Walking the Atlantic shore in winter is not always the most pleasant thing to do especially when it is wet, windy and cold. Still, there is usually something interesting too see even if there isn't much wildlife around. A passing storm had whipped up the sea so there were whitecaps way out and plenty of foam too. And the breakers were having their tops whipped off in the wind! I tried to capture what I saw and experienced that day in the small watercolor above. Size is 11" x 7.5" - painted on Arches watercolor paper.

Wednesday, April 14, 2021

DARK-EYED JUNCO

 


Dark-eyed Juncos are quite common winter visitors around the Eastern Shore where we are staying. The population we see here are 'slate-colored' and are a basic combination of dark grey upperparts and white underparts - the females have some brown on them. Consequently for the artist, they are perfect subjects when using a pencil.
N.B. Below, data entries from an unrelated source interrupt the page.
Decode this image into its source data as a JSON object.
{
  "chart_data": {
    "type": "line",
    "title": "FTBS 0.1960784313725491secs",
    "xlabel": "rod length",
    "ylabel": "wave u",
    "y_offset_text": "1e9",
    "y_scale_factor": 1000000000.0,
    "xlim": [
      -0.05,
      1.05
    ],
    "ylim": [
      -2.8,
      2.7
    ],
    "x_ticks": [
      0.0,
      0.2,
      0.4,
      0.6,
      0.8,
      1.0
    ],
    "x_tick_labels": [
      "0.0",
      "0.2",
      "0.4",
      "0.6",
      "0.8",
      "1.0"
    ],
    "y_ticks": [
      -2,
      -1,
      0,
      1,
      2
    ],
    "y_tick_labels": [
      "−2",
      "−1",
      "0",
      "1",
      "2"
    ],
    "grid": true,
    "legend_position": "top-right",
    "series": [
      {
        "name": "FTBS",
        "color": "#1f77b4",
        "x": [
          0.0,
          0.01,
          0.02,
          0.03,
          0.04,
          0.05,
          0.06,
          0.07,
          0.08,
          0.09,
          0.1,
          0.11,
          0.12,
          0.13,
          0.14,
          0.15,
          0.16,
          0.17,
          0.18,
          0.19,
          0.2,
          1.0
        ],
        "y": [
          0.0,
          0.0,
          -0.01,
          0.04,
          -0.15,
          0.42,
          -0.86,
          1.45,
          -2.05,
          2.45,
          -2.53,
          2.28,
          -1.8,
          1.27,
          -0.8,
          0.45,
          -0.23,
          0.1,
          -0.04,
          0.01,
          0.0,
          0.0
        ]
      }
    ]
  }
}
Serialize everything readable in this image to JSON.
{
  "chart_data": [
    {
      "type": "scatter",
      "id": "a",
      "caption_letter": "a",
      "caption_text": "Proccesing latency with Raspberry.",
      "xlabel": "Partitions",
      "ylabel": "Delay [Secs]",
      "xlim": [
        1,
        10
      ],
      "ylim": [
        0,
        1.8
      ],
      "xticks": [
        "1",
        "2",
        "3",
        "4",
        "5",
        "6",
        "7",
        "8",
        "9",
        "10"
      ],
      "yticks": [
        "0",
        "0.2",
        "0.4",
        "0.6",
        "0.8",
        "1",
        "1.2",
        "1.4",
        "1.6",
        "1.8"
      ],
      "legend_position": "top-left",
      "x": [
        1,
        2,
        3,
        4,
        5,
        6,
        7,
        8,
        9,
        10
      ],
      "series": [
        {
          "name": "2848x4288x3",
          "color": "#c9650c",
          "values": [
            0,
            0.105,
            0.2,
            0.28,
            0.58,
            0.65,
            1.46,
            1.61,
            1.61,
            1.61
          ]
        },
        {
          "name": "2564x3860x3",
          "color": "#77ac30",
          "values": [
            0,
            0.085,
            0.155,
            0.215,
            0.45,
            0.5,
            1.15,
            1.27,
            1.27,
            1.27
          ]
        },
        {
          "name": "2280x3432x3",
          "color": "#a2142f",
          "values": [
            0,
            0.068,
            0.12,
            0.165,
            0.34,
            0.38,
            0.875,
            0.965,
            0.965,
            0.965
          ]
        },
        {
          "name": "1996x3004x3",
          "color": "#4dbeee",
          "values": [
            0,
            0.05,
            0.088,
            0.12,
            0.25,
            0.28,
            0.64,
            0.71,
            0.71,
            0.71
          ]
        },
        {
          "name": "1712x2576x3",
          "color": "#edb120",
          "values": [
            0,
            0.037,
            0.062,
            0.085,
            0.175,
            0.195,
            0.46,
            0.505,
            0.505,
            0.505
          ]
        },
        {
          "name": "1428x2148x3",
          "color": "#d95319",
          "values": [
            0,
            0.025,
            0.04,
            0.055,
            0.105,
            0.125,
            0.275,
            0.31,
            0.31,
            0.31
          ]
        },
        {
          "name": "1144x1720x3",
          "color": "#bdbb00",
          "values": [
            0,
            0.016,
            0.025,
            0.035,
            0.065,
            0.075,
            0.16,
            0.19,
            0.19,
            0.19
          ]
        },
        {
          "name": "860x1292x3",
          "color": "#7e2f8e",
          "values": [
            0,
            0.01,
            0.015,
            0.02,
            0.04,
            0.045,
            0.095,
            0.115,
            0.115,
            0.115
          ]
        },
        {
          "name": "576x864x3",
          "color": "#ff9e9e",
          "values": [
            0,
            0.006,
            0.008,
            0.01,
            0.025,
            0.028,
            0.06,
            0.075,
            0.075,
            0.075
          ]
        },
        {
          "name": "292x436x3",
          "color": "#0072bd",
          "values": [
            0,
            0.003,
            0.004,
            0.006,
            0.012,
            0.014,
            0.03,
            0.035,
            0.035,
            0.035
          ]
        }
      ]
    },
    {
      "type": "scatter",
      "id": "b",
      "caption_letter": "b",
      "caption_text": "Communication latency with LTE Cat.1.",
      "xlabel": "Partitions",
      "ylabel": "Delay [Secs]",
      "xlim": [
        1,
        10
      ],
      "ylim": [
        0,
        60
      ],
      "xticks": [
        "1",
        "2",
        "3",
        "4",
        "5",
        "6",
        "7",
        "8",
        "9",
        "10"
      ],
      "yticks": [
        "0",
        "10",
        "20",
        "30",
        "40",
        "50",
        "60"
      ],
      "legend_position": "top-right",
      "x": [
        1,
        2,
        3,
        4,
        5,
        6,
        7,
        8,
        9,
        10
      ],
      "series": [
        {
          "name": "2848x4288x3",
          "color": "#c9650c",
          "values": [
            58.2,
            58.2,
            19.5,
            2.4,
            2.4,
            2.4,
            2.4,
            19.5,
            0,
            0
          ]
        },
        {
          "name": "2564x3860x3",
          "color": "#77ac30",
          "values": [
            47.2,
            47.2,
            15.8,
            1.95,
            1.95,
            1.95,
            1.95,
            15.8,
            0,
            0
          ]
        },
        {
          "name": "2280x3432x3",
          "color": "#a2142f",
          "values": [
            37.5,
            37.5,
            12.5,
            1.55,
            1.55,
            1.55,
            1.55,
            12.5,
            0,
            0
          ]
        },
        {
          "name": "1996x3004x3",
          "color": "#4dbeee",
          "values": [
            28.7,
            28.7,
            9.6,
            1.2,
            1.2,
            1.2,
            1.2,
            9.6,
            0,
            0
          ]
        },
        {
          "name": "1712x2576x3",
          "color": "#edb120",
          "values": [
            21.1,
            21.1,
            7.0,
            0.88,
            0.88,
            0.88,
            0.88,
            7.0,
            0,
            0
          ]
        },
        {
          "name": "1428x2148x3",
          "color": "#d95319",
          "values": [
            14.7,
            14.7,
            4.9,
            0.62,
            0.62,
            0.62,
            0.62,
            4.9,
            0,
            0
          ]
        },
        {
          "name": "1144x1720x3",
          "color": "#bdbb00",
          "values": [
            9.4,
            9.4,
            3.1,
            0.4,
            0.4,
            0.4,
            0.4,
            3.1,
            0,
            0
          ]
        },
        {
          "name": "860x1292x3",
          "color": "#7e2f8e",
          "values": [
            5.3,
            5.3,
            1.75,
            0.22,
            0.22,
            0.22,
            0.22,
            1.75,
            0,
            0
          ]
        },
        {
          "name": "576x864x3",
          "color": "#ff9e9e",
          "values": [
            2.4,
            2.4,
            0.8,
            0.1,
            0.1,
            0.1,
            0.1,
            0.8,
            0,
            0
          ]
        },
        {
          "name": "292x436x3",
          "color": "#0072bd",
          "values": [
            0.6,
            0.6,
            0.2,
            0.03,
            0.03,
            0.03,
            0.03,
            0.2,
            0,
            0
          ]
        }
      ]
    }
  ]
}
During winter, I have had up to 40 Juncos feeding around the house usually in the company of Chipping and Song Sparrows with whom they flock during the colder months. Most have moved northward now that it has warmed up but being so common, I had plenty of chances to draw them as they either fed out front or sat and preened in the small bush outside one of the east-facing windows. These drawings initially started out as quick studies but I did more and more to them as I watched each bird until they were far more detailed than I wanted. Still, this was an enjoyable experience and I suppose that is what really matters. Drawn in my sketchbook, size 12" x 9".

Thursday, April 8, 2021

RESTING WILLET

 



I have been drawing and painting Willets - a medium-sized wader usually found along the coast. We most often see them in a around Chincoteague where there can be quite sizable flocks on some of the tidal ponds. At other times they are dotted along the shoreline either resting, like the sketchbook study I did here, or actively feeding in the surf. They don't quite chase the tide line like sanderlings do but will also feed in shallower water as the tide recedes. This bird is still in its winter plumage although a few new feathers have come in. During spring and summer, they have darker streaks on their breast and sides of belly along with markings on some of their back feathers - I'm looking forward to painting these breeding-plumaged birds.

Wednesday, March 31, 2021

BOAT-TAILED GRACKLE

 



I found this Boat-tailed Grackle drinking from a puddle near the ocean at Chincoteague on the Eastern Shore and did some sketches as the bird was present for some time. Later at home, I painted this illustration, trying more than anything to capture the wonderful iridescent plumage of the bird as it appears in direct sunlight. Although not as obvious, the black on the wings and tail also have a subtle reflective sheen that changes due to the direction of the sun but these areas lack the bright iridescence seen on it's body. While following it around, I discovered that they are somewhat large and lanky birds with what seems to be an almost too-small of a head set on top of it's body. This watercolor was done in my sketchbook, size is 9" x 12".